O novo regime, apesar das promessas, não viera para democratizar a sociedade ou possibilitar uma maior mobilidade social. Por suas características acentuadamente oligárquicas, a República brasileira chegara para manter intocada uma estrutura elitista e excludente.

Por conta disso, as autoridades logo voltam-se para a repressão a diversas manifestações populares. A partir de 1890, são impiedosamente perseguidos os capoeiras, valentões, predominantemente negros e pobres, que praticavam essa modalidade de luta pelas ruas do Rio de Janeiro.

LARGADOS À PRÓPRIA SORTE Em que pesem alguns episódios específicos, a base fundamental da campanha abolicionista movida por setores da elite econômica dos anos 1880 estava longe de ser um humanitarismo solidário aos negros, ou a busca de reformas sociais democratizantes. Isso tornou-se evidente com o passar dos anos, apesar de um discurso contraditório de setores das classes dominantes, simpáticos à libertação. Havia, por exemplo, o caso do projeto abolicionista de Joaquim Nabuco. Rejeitado pela Câmara dos Deputados, em fins de 1880, o texto manifestava alguma preocupação social. Seu artigo 49 definia:

“Serão estabelecidas nas cidades e vilas aulas primárias para os escravos. Os senhores de fazendas e engenhos são obrigados a mandar ensinar a ler, escrever, e os princípios de moralidade aos escravos”.

E havia mais.

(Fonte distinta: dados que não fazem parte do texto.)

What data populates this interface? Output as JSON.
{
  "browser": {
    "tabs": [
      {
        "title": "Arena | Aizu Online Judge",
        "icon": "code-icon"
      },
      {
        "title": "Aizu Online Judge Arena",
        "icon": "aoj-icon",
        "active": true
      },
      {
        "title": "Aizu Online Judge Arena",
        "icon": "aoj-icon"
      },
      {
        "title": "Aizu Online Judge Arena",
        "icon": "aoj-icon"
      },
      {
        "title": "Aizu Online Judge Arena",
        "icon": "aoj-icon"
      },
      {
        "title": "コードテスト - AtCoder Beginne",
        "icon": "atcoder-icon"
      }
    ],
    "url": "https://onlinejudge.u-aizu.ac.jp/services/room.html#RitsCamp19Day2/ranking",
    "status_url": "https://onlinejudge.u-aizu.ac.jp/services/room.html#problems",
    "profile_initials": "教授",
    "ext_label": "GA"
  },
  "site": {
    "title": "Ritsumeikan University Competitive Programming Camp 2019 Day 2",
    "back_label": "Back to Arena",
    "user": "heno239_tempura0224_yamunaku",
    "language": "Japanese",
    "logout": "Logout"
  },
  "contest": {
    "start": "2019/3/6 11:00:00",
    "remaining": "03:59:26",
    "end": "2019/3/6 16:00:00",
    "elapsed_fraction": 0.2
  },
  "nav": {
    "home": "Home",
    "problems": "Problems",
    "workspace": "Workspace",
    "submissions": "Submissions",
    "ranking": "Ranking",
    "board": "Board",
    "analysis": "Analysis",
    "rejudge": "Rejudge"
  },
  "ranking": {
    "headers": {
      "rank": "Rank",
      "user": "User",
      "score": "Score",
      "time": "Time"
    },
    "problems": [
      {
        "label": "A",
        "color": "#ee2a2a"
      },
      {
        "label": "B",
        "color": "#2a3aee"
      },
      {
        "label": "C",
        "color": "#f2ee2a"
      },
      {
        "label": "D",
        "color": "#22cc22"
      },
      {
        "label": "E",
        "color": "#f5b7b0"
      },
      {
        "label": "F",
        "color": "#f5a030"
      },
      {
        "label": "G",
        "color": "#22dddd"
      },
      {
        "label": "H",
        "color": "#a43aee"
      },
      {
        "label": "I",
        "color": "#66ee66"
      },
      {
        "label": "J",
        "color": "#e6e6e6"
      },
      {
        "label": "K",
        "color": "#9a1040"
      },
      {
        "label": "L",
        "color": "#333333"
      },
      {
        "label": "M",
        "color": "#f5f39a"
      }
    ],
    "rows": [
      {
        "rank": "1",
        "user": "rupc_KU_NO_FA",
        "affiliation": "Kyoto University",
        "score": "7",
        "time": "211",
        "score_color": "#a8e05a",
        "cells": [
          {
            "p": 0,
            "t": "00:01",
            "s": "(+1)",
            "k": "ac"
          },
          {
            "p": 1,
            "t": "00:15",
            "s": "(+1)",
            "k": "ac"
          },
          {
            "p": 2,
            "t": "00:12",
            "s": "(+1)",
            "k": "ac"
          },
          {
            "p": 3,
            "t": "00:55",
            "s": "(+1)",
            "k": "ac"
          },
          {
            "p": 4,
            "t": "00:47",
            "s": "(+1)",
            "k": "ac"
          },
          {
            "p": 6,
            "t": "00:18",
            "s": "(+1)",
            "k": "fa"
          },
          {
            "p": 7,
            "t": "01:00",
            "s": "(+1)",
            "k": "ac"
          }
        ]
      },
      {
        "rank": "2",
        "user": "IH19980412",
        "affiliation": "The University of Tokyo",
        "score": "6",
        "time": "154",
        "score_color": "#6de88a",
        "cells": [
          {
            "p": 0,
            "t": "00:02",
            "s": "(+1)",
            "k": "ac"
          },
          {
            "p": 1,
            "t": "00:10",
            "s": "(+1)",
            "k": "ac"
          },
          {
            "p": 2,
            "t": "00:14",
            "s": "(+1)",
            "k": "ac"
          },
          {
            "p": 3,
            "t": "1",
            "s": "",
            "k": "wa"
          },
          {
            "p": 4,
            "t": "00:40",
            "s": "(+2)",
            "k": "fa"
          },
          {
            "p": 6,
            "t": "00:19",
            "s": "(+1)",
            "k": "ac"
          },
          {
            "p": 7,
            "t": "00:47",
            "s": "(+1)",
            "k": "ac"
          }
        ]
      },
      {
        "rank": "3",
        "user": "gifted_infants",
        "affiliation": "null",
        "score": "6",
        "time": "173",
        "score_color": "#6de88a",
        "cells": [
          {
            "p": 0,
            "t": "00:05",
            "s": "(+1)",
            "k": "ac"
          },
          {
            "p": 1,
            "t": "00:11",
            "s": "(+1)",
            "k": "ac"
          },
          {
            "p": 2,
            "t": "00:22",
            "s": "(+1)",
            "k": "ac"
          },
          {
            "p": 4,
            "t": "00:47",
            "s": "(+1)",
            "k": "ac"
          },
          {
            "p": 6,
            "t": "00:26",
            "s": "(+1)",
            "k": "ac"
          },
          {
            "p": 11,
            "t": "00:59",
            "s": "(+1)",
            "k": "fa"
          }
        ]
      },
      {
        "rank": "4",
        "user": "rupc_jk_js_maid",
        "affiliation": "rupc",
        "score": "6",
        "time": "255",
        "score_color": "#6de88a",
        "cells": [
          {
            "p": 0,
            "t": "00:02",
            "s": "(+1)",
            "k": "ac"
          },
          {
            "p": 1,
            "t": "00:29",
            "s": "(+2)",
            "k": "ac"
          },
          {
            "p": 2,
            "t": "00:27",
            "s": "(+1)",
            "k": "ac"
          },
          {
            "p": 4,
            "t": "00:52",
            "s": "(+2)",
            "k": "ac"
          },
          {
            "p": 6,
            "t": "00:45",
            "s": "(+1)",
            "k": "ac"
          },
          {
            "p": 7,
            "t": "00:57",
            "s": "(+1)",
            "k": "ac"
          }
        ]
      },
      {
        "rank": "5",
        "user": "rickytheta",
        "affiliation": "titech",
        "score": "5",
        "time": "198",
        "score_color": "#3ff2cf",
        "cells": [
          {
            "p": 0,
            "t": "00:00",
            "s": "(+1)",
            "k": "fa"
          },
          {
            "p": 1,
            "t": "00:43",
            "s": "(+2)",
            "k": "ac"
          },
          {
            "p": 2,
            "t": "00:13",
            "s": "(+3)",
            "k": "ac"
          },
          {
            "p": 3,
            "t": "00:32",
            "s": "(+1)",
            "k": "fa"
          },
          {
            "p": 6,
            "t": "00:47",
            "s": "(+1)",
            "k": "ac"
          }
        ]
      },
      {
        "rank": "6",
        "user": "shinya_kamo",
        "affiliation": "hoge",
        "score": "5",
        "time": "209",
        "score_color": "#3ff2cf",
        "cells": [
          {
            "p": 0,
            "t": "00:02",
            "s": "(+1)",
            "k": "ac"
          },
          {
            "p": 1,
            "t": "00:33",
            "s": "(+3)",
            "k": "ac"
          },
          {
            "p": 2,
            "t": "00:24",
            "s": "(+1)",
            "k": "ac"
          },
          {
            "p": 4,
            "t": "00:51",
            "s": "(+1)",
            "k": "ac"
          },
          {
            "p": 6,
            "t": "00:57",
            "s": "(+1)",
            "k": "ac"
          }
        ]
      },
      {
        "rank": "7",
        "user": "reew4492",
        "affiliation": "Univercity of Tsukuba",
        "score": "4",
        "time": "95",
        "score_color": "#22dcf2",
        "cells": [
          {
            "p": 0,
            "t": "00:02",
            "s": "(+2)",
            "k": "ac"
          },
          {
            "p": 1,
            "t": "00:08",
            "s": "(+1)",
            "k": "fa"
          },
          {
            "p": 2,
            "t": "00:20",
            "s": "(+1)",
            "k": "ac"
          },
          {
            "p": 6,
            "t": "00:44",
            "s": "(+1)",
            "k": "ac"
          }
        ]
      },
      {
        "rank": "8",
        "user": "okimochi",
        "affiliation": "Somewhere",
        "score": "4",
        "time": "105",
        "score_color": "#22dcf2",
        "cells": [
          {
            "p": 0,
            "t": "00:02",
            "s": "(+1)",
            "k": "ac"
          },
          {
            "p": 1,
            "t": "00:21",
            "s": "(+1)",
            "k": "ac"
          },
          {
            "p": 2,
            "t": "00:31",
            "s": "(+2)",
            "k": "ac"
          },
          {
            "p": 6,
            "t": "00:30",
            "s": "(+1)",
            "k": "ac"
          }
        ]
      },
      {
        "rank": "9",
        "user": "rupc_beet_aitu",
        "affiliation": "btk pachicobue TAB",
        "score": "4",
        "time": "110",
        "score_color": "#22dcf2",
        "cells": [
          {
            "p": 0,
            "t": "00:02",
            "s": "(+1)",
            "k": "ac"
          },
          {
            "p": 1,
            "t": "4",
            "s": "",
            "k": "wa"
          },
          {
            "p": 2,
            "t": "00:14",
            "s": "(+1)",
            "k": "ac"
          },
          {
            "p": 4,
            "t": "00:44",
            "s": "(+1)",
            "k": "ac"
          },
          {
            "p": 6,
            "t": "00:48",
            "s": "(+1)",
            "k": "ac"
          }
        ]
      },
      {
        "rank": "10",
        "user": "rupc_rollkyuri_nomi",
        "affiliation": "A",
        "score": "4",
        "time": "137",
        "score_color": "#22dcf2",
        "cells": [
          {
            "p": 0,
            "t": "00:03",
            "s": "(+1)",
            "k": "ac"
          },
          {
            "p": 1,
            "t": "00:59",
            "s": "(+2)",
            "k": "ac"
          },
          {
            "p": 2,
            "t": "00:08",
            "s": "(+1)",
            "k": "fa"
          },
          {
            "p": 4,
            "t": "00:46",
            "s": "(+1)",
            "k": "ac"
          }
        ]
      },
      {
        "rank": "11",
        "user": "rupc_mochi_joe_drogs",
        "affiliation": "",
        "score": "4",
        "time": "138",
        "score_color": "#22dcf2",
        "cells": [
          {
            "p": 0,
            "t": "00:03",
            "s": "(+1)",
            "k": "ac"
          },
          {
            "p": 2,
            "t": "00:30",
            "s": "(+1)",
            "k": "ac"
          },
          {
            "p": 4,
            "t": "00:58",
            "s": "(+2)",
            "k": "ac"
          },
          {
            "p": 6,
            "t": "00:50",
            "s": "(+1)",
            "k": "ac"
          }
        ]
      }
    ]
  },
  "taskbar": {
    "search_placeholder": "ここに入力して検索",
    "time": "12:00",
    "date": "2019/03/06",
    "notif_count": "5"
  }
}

O historiador Robert Conrad assinala que:

“Os abolicionistas radicais, como Nabuco, André Rebouças, José do Patrocínio, Antonio Bento, Rui Barbosa, Senador Dantas e outros esperavam que a extensão da educação a todas as classes, a participação política em massa e uma ampliação de oportunidades econômicas para milhões de negros e mulatos e outros setores menos privilegiados da sociedade brasileira viessem a permitir que estes grupos assumissem um lugar de igualdade numa nação mais homogênea e próspera”.

O mesmo pesquisador assinala ainda o fato de que “durante os anos abolicionistas, a reforma agrária foi proposta frequente e urgentemente”. E lembra do plano de André Rebouças, no qual grandes proprietários venderiam ou alugariam lotes de terras a libertos, imigrantes e lavradores. Trata-se de uma modalidade de reforma que prescinde da democratização fundiária, restringindo-se às regras do mercado então vigentes.

Quando a campanha abolicionista tomou vulto, tais propostas foram pouco a pouco sendo deixadas de lado.

Quais as razões disso? Voltemos a Florestan Fernandes. Talvez a resposta esteja sintetizada neste trecho de seu livro já citado:

“A preocupação pelo destino do escravo se mantivera em foco enquanto se ligou a ele o futuro da lavoura. Ela aparece nos vários projetos que visaram regular, legalmente, a transição do trabalho escravo para o trabalho livre, desde 1823 até a assinatura da Lei Áurea. (...) Com a Abolição pura e simples, porém, a atenção dos senhores se volta especialmente para seus próprios interesses. (...) A posição do negro no sistema de trabalho e sua integração à ordem social deixam de ser matéria política. Era fatal que isso sucedesse”.